Nobody is in a three-way GOP primary race with incumbent Gov. Chris Sununu and longtime GOP activist Karen Testerman. With or without the eyebrow-arching name, Nobody faces long odds trying to take down Sununu. According to recent polls, Sununu enjoys 80 percent support from New Hampshire Republicans and is expected to win the primary handily. The primary is set for Sept. 8.
In 2013, Nobody (still Rich Paul at the time) was at the center of a high-profile drug trial that received national attention in which he faced the possibility of serving 81 years in prison for selling marijuana.
According to the New York Daily News, Nobody has spent 60 days behind bars over 11 charges related to disorderly conduct and narcotics. Most recently, Nobody has been charged with felony possession of a weapon, a machete, which Nobody got back, according to a video on his website.

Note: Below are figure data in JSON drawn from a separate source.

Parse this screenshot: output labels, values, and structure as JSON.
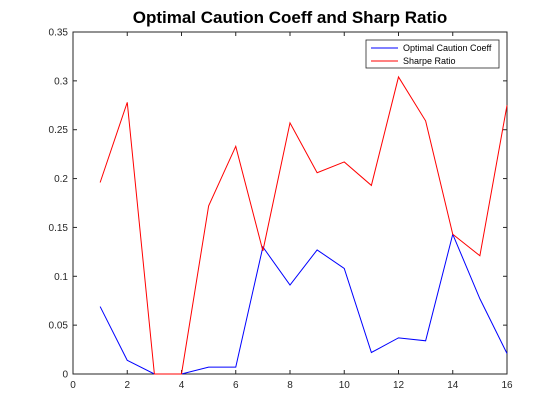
{
  "chart_data": {
    "type": "line",
    "title": "Optimal Caution Coeff and Sharp Ratio",
    "xlabel": "",
    "ylabel": "",
    "xlim": [
      0,
      16
    ],
    "ylim": [
      0,
      0.35
    ],
    "xticks": [
      0,
      2,
      4,
      6,
      8,
      10,
      12,
      14,
      16
    ],
    "yticks": [
      0,
      0.05,
      0.1,
      0.15,
      0.2,
      0.25,
      0.3,
      0.35
    ],
    "ytick_labels": [
      "0",
      "0.05",
      "0.1",
      "0.15",
      "0.2",
      "0.25",
      "0.3",
      "0.35"
    ],
    "grid": false,
    "legend_position": "top-right",
    "x": [
      1,
      2,
      3,
      4,
      5,
      6,
      7,
      8,
      9,
      10,
      11,
      12,
      13,
      14,
      15,
      16
    ],
    "series": [
      {
        "name": "Optimal Caution Coeff",
        "color": "#0000ff",
        "values": [
          0.069,
          0.014,
          0.0,
          0.0,
          0.007,
          0.007,
          0.13,
          0.091,
          0.127,
          0.108,
          0.022,
          0.037,
          0.034,
          0.143,
          0.077,
          0.021
        ]
      },
      {
        "name": "Sharpe Ratio",
        "color": "#ff0000",
        "values": [
          0.196,
          0.278,
          0.0,
          0.0,
          0.172,
          0.233,
          0.126,
          0.257,
          0.206,
          0.217,
          0.193,
          0.304,
          0.259,
          0.143,
          0.121,
          0.275
        ]
      }
    ]
  }
}
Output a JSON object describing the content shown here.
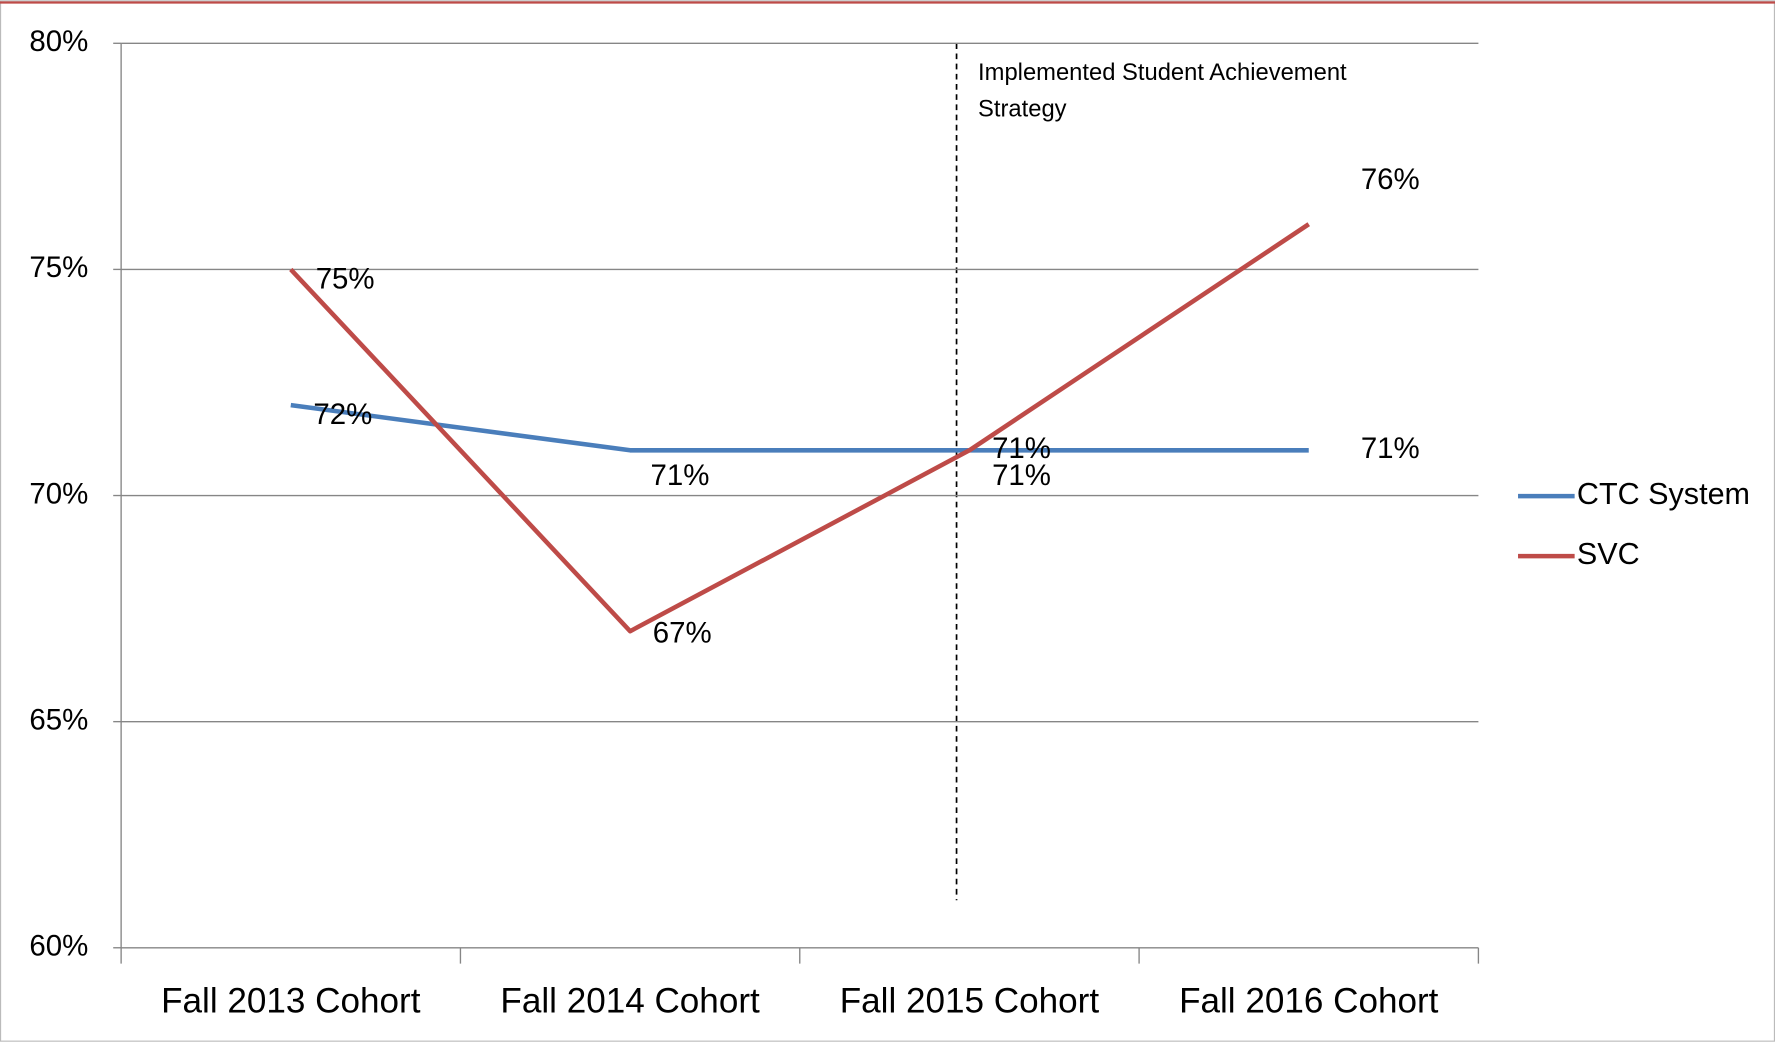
{
  "chart_data": {
    "type": "line",
    "categories": [
      "Fall  2013 Cohort",
      "Fall  2014 Cohort",
      "Fall 2015 Cohort",
      "Fall 2016 Cohort"
    ],
    "series": [
      {
        "name": "CTC System",
        "color": "#4a7ebb",
        "values": [
          72,
          71,
          71,
          71
        ],
        "value_labels": [
          "72%",
          "71%",
          "71%",
          "71%"
        ]
      },
      {
        "name": "SVC",
        "color": "#be4b48",
        "values": [
          75,
          67,
          71,
          76
        ],
        "value_labels": [
          "75%",
          "67%",
          "71%",
          "76%"
        ]
      }
    ],
    "ylim": [
      60,
      80
    ],
    "yticks": [
      {
        "value": 60,
        "label": "60%"
      },
      {
        "value": 65,
        "label": "65%"
      },
      {
        "value": 70,
        "label": "70%"
      },
      {
        "value": 75,
        "label": "75%"
      },
      {
        "value": 80,
        "label": "80%"
      }
    ],
    "grid": true,
    "legend": "right",
    "annotation": [
      "Implemented  Student Achievement",
      "Strategy"
    ]
  }
}
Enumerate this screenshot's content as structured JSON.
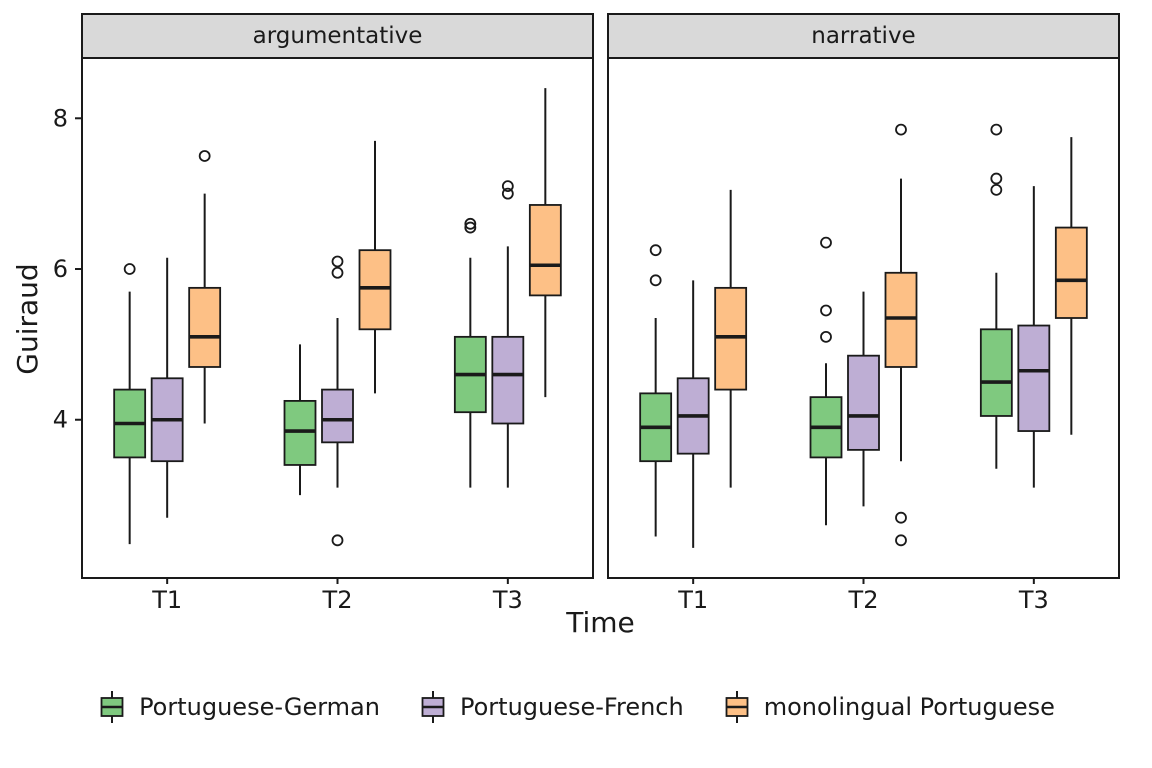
{
  "chart_data": {
    "type": "boxplot",
    "title": "",
    "xlabel": "Time",
    "ylabel": "Guiraud",
    "ylim": [
      1.9,
      8.8
    ],
    "yticks": [
      4,
      6,
      8
    ],
    "facets": [
      "argumentative",
      "narrative"
    ],
    "categories": [
      "T1",
      "T2",
      "T3"
    ],
    "legend_position": "bottom",
    "grid": false,
    "series": [
      {
        "name": "Portuguese-German",
        "color": "#7FC97F"
      },
      {
        "name": "Portuguese-French",
        "color": "#BEAED4"
      },
      {
        "name": "monolingual Portuguese",
        "color": "#FDC086"
      }
    ],
    "boxes": [
      {
        "facet": "argumentative",
        "time": "T1",
        "series": "Portuguese-German",
        "low": 2.35,
        "q1": 3.5,
        "median": 3.95,
        "q3": 4.4,
        "high": 5.7,
        "outliers": [
          6.0
        ]
      },
      {
        "facet": "argumentative",
        "time": "T1",
        "series": "Portuguese-French",
        "low": 2.7,
        "q1": 3.45,
        "median": 4.0,
        "q3": 4.55,
        "high": 6.15,
        "outliers": []
      },
      {
        "facet": "argumentative",
        "time": "T1",
        "series": "monolingual Portuguese",
        "low": 3.95,
        "q1": 4.7,
        "median": 5.1,
        "q3": 5.75,
        "high": 7.0,
        "outliers": [
          7.5
        ]
      },
      {
        "facet": "argumentative",
        "time": "T2",
        "series": "Portuguese-German",
        "low": 3.0,
        "q1": 3.4,
        "median": 3.85,
        "q3": 4.25,
        "high": 5.0,
        "outliers": []
      },
      {
        "facet": "argumentative",
        "time": "T2",
        "series": "Portuguese-French",
        "low": 3.1,
        "q1": 3.7,
        "median": 4.0,
        "q3": 4.4,
        "high": 5.35,
        "outliers": [
          6.1,
          5.95,
          2.4
        ]
      },
      {
        "facet": "argumentative",
        "time": "T2",
        "series": "monolingual Portuguese",
        "low": 4.35,
        "q1": 5.2,
        "median": 5.75,
        "q3": 6.25,
        "high": 7.7,
        "outliers": []
      },
      {
        "facet": "argumentative",
        "time": "T3",
        "series": "Portuguese-German",
        "low": 3.1,
        "q1": 4.1,
        "median": 4.6,
        "q3": 5.1,
        "high": 6.15,
        "outliers": [
          6.6,
          6.55
        ]
      },
      {
        "facet": "argumentative",
        "time": "T3",
        "series": "Portuguese-French",
        "low": 3.1,
        "q1": 3.95,
        "median": 4.6,
        "q3": 5.1,
        "high": 6.3,
        "outliers": [
          7.1,
          7.0
        ]
      },
      {
        "facet": "argumentative",
        "time": "T3",
        "series": "monolingual Portuguese",
        "low": 4.3,
        "q1": 5.65,
        "median": 6.05,
        "q3": 6.85,
        "high": 8.4,
        "outliers": []
      },
      {
        "facet": "narrative",
        "time": "T1",
        "series": "Portuguese-German",
        "low": 2.45,
        "q1": 3.45,
        "median": 3.9,
        "q3": 4.35,
        "high": 5.35,
        "outliers": [
          6.25,
          5.85
        ]
      },
      {
        "facet": "narrative",
        "time": "T1",
        "series": "Portuguese-French",
        "low": 2.3,
        "q1": 3.55,
        "median": 4.05,
        "q3": 4.55,
        "high": 5.85,
        "outliers": []
      },
      {
        "facet": "narrative",
        "time": "T1",
        "series": "monolingual Portuguese",
        "low": 3.1,
        "q1": 4.4,
        "median": 5.1,
        "q3": 5.75,
        "high": 7.05,
        "outliers": []
      },
      {
        "facet": "narrative",
        "time": "T2",
        "series": "Portuguese-German",
        "low": 2.6,
        "q1": 3.5,
        "median": 3.9,
        "q3": 4.3,
        "high": 4.75,
        "outliers": [
          6.35,
          5.45,
          5.1
        ]
      },
      {
        "facet": "narrative",
        "time": "T2",
        "series": "Portuguese-French",
        "low": 2.85,
        "q1": 3.6,
        "median": 4.05,
        "q3": 4.85,
        "high": 5.7,
        "outliers": []
      },
      {
        "facet": "narrative",
        "time": "T2",
        "series": "monolingual Portuguese",
        "low": 3.45,
        "q1": 4.7,
        "median": 5.35,
        "q3": 5.95,
        "high": 7.2,
        "outliers": [
          7.85,
          2.7,
          2.4
        ]
      },
      {
        "facet": "narrative",
        "time": "T3",
        "series": "Portuguese-German",
        "low": 3.35,
        "q1": 4.05,
        "median": 4.5,
        "q3": 5.2,
        "high": 5.95,
        "outliers": [
          7.85,
          7.2,
          7.05
        ]
      },
      {
        "facet": "narrative",
        "time": "T3",
        "series": "Portuguese-French",
        "low": 3.1,
        "q1": 3.85,
        "median": 4.65,
        "q3": 5.25,
        "high": 7.1,
        "outliers": []
      },
      {
        "facet": "narrative",
        "time": "T3",
        "series": "monolingual Portuguese",
        "low": 3.8,
        "q1": 5.35,
        "median": 5.85,
        "q3": 6.55,
        "high": 7.75,
        "outliers": []
      }
    ]
  }
}
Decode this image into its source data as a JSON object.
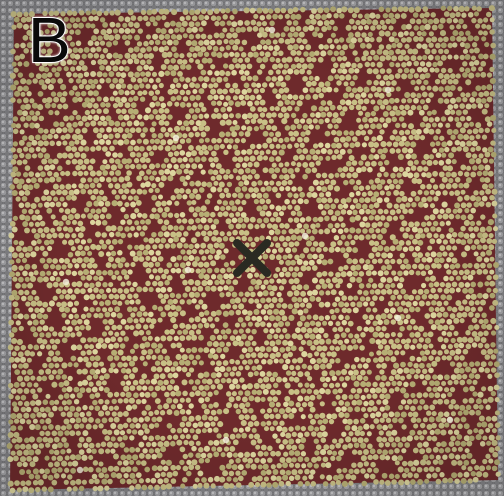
{
  "figure": {
    "panel_label": "B",
    "center_marker_icon": "x-cross-icon",
    "colors": {
      "background_particles": "#8e8e90",
      "lattice_particles": "#c7bf83",
      "interstitial_red": "#7a2e30",
      "marker": "#2a2a22"
    }
  }
}
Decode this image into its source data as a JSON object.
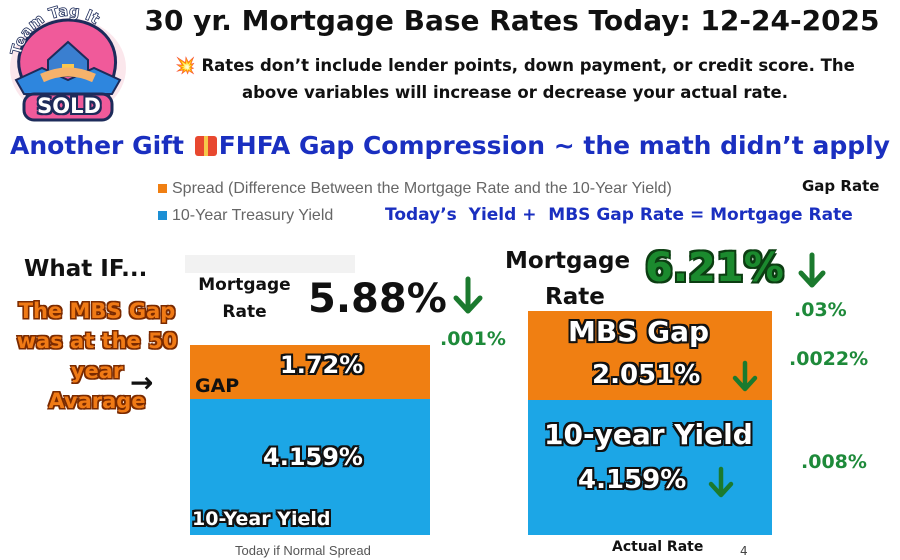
{
  "logo": {
    "arc_text": "Team Tag It",
    "badge_text": "SOLD"
  },
  "header": {
    "title": "30 yr. Mortgage Base Rates Today: 12-24-2025",
    "note_icon": "💥",
    "note_line1": "Rates don’t include lender points, down payment, or credit score. The",
    "note_line2": "above variables will increase or decrease your actual rate.",
    "headline_part1": "Another Gift ",
    "headline_part2": "FHFA Gap Compression ~ the math didn’t apply"
  },
  "legend": {
    "spread_label": "Spread (Difference Between the Mortgage Rate and the 10-Year Yield)",
    "treasury_label": "10-Year Treasury Yield",
    "gap_rate_label": "Gap Rate",
    "formula": "Today’s  Yield +  MBS Gap Rate = Mortgage Rate"
  },
  "left_panel": {
    "what_if": "What IF...",
    "mbs_text_lines": [
      "The MBS Gap",
      "was at the 50",
      "year",
      "Avarage"
    ],
    "mortgage_label_lines": [
      "Mortgage",
      "Rate"
    ],
    "mortgage_rate": "5.88%",
    "change": ".001%",
    "gap_label": "GAP",
    "gap_value": "1.72%",
    "yield_value": "4.159%",
    "yield_label": "10-Year Yield",
    "x_label": "Today if Normal Spread"
  },
  "right_panel": {
    "mortgage_label_lines": [
      "Mortgage",
      "Rate"
    ],
    "mortgage_rate": "6.21%",
    "change_rate": ".03%",
    "gap_label": "MBS Gap",
    "gap_value": "2.051%",
    "change_gap": ".0022%",
    "yield_label": "10-year Yield",
    "yield_value": "4.159%",
    "change_yield": ".008%",
    "x_label": "Actual Rate",
    "page_num": "4"
  },
  "colors": {
    "spread": "#f07f12",
    "treasury": "#1ca6e6",
    "green": "#1e8a3a",
    "blue_text": "#1a2fc0"
  },
  "chart_data": {
    "type": "bar",
    "stacked": true,
    "categories": [
      "Today if Normal Spread",
      "Actual Rate"
    ],
    "series": [
      {
        "name": "10-Year Treasury Yield",
        "values": [
          4.159,
          4.159
        ]
      },
      {
        "name": "Spread (Difference Between the Mortgage Rate and the 10-Year Yield)",
        "values": [
          1.72,
          2.051
        ]
      }
    ],
    "totals": [
      5.88,
      6.21
    ],
    "legend_position": "top-left"
  }
}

New Hampshire politics is currently being roiled by the same protests seen across the country in response to the deaths of George Floyd, Breonna Taylor and Ahmaud Arbery — calling for racial justice and police reform. Floyd was murdered by a Minneapolis police officer, Taylor was shot and killed in her home by police in Louisville, Kentucky, and Arbery was murdered while jogging in a white neighborhood in Brunswick, Georgia.
Their deaths, and others, have forced a public reckoning on the issue of racism in the United States with protests in both major cities across the country as well as small towns like Rochester and Merrimack, N.H. According to a poll by the Kaiser Family Foundation, about 11 percent of American adults have participated in at least one protest.
Among their ranks was Nobody, who said he has participated in several Black Lives Matter protests in the Granite State.
When asked about his thoughts on the movement, Nobody acknowledged that, early on, he believed Black Lives Matter should “drop the qualifiers.” Now he says he has learned that “black lives have not been treated like they matter so it’s worth a little extra emphasis.”
Though he does not believe that it is the government’s duty to tell the people what they can and cannot think, he does believe that “any official mistreatment… by the government is unacceptable and has to be rooted out.” Additionally, as governor, he would be “utterly intolerant of police brutality, regardless of the race of the victim.”
Nobody, who described himself as part of the Libertarian Free State movement on his campaign website, has joined protests against Sununu’s stay-at-home order as well.
Nobody says Gov. Sununu does not have the “moral authority” to make such an order and “what legal authority he has is anybody’s guess. They don’t really pay too much attention to the constitution anymore.”
Though he conceded that the coronavirus is a threat to New Hampshire, he believes that “overreaching government is a bigger threat.” As of June 24, coronavirus has claimed 347 lives in the Granite State, according to the N.H. Department of Health and Human Services.
If elected, Nobody vowed to “pardon every victimless crime in New Hampshire history,” including “drug possession, drug sales, prostitution, gambling, …[and] tax evasion,” among other things.
On his website, Nobody called the war on drugs “a human rights nightmare… [that] was created by the Nixon administration for the purpose of suppressing two cultures that Nixon considered to be enemies: hippies, and blacks.”
Finally, Nobody told NHJournal that an important priority of his administration would be to “shrink government as much as I possibly can.”